"Dibilang begitu?"
"Sudah lah, semuanya sudah berlalu. Dan lagi buat apa kau tiba-tiba muncul di sini?"
"Kau yang memanggilku. Aku datang karena kau mau, bukan kehendakku."
Keduanya berbicara seolah tokoh kita, si pemuda itu tak mendengar. Diam-diam tokoh kita berhasil membuat film di mana kedua perempuan itu adalah tokoh utamanya. Yang satu adalah perempuan yang dulu dekat dengannya, yang satu lagi adalah ibunya.

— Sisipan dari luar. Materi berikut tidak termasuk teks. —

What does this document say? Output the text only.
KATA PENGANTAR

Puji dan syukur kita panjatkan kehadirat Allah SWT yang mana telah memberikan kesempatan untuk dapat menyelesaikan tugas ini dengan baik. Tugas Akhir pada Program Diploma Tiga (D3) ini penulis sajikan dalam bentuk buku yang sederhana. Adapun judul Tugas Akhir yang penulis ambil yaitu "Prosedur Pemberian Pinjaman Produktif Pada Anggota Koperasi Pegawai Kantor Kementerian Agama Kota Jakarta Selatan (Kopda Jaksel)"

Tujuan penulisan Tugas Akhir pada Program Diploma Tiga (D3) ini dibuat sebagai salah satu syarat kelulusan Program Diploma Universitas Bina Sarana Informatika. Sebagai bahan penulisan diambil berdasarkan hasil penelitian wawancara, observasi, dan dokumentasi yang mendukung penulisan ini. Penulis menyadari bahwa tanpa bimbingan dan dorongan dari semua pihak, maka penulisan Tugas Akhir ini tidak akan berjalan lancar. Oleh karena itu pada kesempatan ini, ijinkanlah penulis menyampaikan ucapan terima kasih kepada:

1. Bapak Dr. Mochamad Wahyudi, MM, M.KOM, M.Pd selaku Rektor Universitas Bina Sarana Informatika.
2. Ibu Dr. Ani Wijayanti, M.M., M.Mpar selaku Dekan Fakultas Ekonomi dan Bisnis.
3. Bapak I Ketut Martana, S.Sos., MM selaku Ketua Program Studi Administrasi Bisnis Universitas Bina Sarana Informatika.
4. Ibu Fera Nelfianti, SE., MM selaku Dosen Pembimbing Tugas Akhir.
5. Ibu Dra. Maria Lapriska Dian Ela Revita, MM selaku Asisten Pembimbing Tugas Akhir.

Kini tiba pada bagian akhir. Tokoh kita kehilangan akal, bagaimana selanjutnya pembicaraan kedua perempuan ciptaan imajinasinya. Air dari langit telah surut, matahari sebentar muncul lalu menghilang di langit kelam. Malam merayap dipenuhi sejuk dari embusan angin. Tokoh kita beranjak dari teras lalu kembali ke kamarnya, menutup buku yang hendak ia tulis: tentang dua perempuan dan satu lelaki yang kehilangan tempat, di mana sepenuh hidupnya akan ditambatkan.
Gadis yang ia bayangkan sudah lama pergi dari sisinya, dan ibunya wafat sebelum tokoh kita beranjak dewasa. Kegelapan hari nampaknya tidak mengizinkan aneka lamunan hadir. Yang ditampakkan hanyalah kenyataan.
"Lelaki itu kehilangan kita."
"Aku lah yang paling menyimpan rasa sedih, sebab aku ibunya."
"Tapi aku adalah masa depannya, tentu seharusnya lebih penting."
"O... ia lahir dari rahimku, kau hanya tamu yang berkunjung sesaat dalam hidupnya."
"Sebaiknya kita tidak perlu berdebat, toh kita hanya ilusi."